In METR: Measuring AI Ability to Complete Long Tasks found a Moore's law like trend relating (model release date) to (time needed for a human to do a task the model can do).
Here is their rationale for plotting this.
Current frontier AIs are vastly better than humans at text prediction and knowledge tasks. They outperform experts on most exam-style problems for a fraction of the cost. With some task-specific adaptation, they can also serve as useful tools in many applications. And yet the best AI agents are not currently able to carry out substantive projects by themselves or directly substitute for human labor. They are unable to reliably handle even relatively low-skill, computer-based work like remote executive assistance. It is clear that capabilities are increasing very rapidly in some sense, but it is unclear how this corresponds to real-world impact.
It seems that AI alignment research falls into this. The LLMs clearly have enough "expertise" at this point, but doing any kind of good research takes an expert a lot of time, even when it is purely on paper.
It seems therefore that we could use Metr's law to predict when AI will be capable of alignment research. Or at least when it could substantially help.
My question is what time t does "automatically do tasks that humans can do in t" let us do enough research to solve the alignment problem?
(Even if you're not a fan of automating alignment, if we do make it to that point we might as well give it a shot!)
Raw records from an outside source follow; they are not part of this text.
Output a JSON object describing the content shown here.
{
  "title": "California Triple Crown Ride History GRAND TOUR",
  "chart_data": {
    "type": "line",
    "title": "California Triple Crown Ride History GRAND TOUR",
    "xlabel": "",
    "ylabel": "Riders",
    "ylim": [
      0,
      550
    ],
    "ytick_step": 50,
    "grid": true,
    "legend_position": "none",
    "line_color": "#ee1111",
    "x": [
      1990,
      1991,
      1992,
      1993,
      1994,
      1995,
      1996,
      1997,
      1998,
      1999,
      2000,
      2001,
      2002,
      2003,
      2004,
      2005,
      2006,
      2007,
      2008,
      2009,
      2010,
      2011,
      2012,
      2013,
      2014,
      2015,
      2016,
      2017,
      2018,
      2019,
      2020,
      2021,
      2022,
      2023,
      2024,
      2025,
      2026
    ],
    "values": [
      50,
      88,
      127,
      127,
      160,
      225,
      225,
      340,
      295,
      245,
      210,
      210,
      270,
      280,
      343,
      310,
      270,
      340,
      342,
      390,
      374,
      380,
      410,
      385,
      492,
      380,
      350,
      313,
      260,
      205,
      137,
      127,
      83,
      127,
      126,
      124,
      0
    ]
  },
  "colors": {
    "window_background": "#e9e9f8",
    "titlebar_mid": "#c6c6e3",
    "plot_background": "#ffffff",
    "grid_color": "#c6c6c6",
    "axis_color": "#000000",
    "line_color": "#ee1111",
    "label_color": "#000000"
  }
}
8 hours of clock time for an expert seems likely to be enough to do anything humans can do; people rarely productively work in longer chunks than that, and as long as we assume models are capable of task breakdown and planning, (which seems like a non trivial issue, but an easier one than the scaling itself,) that should allow it to parallelize and serialize chucks to do larger human-type tasks.
But it's unclear alignment can be solved by humans at all, and even if it can, of course, there is no reason to think these capabilities would scale as well or better for alignment than for capabilities and self-improvement, so this is not at all reassuring to me.